The swiftness, practicality and integrity of the exercise have already created a great deterrence for the US, Taiwan and other hostile forces.

A Chinese J-10 fighter jet in formation before takeoff in a file photo. Photo: eng.chinamil.com.cn

No problem if Taiwanese undeterred

Of course, some people may say that Taiwan’s public sentiment does not seem to be deterred. It seems that their “horse races and parties continue normally.”

The PLA’s drills are never meant to deter the Taiwanese people, but the forces of “Taiwan independence” and their supporting powers outside the island.

In fact, if everyone is numb, that’s good. Turning such an exercise into an actual battle is as easy as piercing a piece of paper.

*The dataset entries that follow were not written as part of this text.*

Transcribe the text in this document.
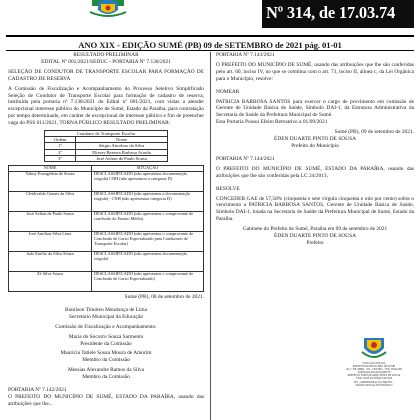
Nº 314, de 17.03.74
ANO XIX - EDIÇÃO SUMÉ (PB) 09 de SETEMBRO de 2021 pág. 01-01
RESULTADO PRELIMINAR
EDITAL Nº 001/2021/SEDUC - PORTARIA Nº 7.138/2021
SELEÇÃO DE CONDUTOR DE TRANSPORTE ESCOLAR PARA FORMAÇÃO DE CADASTRO DE RESERVA
A Comissão de Fiscalização e Acompanhamento do Processo Seletivo Simplificado Seleção de Condutor de Transporte Escolar para formação de cadastro de reserva, instituída pela portaria nº 7.138/2021 do Edital nº 001/2021, com vistas a atender excepcional interesse público do Município de Sumé, Estado da Paraíba, para contratação por tempo determinado, em caráter de excepcional de interesse público e fim de preencher vaga do PSS 011/2021, TORNA PÚBLICO RESULTADO PRELIMINAR:
Condutor de Transporte Escolar	
Ordem	Nome
1º	Sérgio Ancelmo da Silva
2º	Eliezer Bezerra Barbosa Arruda
3º	José Aelton de Paulo Sousa
NOME	SITUAÇÃO
Valmy Evangelista de Souza	DESCLASSIFICADO (não apresentou documentação exigida) CNH (não apresentou a categoria D)
Cleidivaldo Gomes da Silva	DESCLASSIFICADO (não apresentou a documentação exigida) - CNH (não apresentou categoria D)
José Aelton de Paulo Sousa	DESCLASSIFICADO (não apresentou o comprovante de conclusão do Ensino Médio)
José Amilton Silva Lima	DESCLASSIFICADO (não apresentou o comprovante de Conclusão de Curso Especializado para Condutores de Transporte Escolar)
João Emílio da Silva Souza	DESCLASSIFICADO (não apresentou documentação exigida)
Zé Silva Souza	DESCLASSIFICADO (não apresentou o comprovante de Conclusão de Curso Especializado)
Sumé (PB), 08 de setembro de 2021.
Bonilson Timóteo Mendonça de Lima
Secretário Municipal da Educação
Comissão de Fiscalização e Acompanhamento:
Maria do Socorro Souza Sarmento
Presidente da Comissão
Maurícia Tatiele Sousa Moura de Amorim
Membro da Comissão
Messias Alexandre Ramos da Silva
Membro da Comissão
PORTARIA Nº 7.142/2021
O PREFEITO DO MUNICÍPIO DE SUMÉ, ESTADO DA PARAÍBA, usando das atribuições que lhe...
PORTARIA Nº 7.143/2021
O PREFEITO DO MUNICÍPIO DE SUMÉ, usando das atribuições que lhe são conferidas pelo art. 60, inciso IV, no que se combina com o art. 73, inciso II, alínea c, da Lei Orgânica para o Município, resolve:
NOMEAR
PATRICIA BARBOSA SANTOS para exercer o cargo de provimento em comissão de Gerente de Unidade Básica de Saúde, Símbolo DAI-1, da Estrutura Administrativa da Secretaria de Saúde da Prefeitura Municipal de Sumé.
Esta Portaria Possui Efeito Retroativo a 01/09/2021
Sumé (PB), 09 de setembro de 2021.
ÉDEN DUARTE PINTO DE SOUSA
Prefeito do Município
PORTARIA Nº 7.144/2021
O PREFEITO DO MUNICÍPIO DE SUMÉ, ESTADO DA PARAÍBA, usando das atribuições que lhe são conferidas pela LC 24/2013,
RESOLVE
CONCEDER GAE de 57,58% (cinquenta e sete vírgula cinquenta e oito por cento) sobre o vencimento a PATRICIA BARBOSA SANTOS, Gerente de Unidade Básica de Saúde, Símbolo DAI-1, lotada na Secretaria de Saúde da Prefeitura Municipal de Sumé, Estado da Paraíba.
Gabinete do Prefeito de Sumé, Paraíba em 09 de setembro de 2021
ÉDEN DUARTE PINTO DE SOUSA
Prefeito
SOLUÇÃO OFICIAL
PREFEITURA MUNICIPAL DE SUMÉ
AV. 1º DE ABRIL, 370 - CENTRO - CEP: 58540-000
ASSINADA DIGITALMENTE
PREFEITO: ÉDEN DUARTE PINTO DE SOUSA
VICE: JOSÉ ANTÔNIO SANTOS
SEC. ADMINISTRAÇÃO: BRUNO...
DIÁRIO OFICIAL ELETRÔNICO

From now on, PLA’s drills near Taiwan have become a new normal. Whenever similar provocations against China happen, the PLA will do these again. It is up to China to decide which exercise will seamlessly be turned into actual combat.

It is not up to the players to decide whether the ball is wiped out or out of bounds, but up to the referee. China is the referee on the issue of whether “Taiwan independence” and foreign forces have crossed its red line. When the Taiwanese army loses its preparedness one day, reunification will be achieved.

It is easier said than done if Taiwan wants to look calm and relaxed while staying alert internally. 

Taiwan needs to have a strong political leadership, a well-trained military and a united population in order to swiftly transform itself from a state of lack of preparedness to a wartime state. Taiwan needs to have sufficient psychological, material and strategic preparations for the battles. But it simply cannot achieve that.

Chen Feng is a columnist of Guancha.cn, which originally published this article in Chinese as an exclusive manuscript. It is republished in English translation here with kind permission.

This article is purely the author’s personal opinion and does not represent the Guancha platform’s nor Asia Times’ opinion. It may not be reprinted without authorization.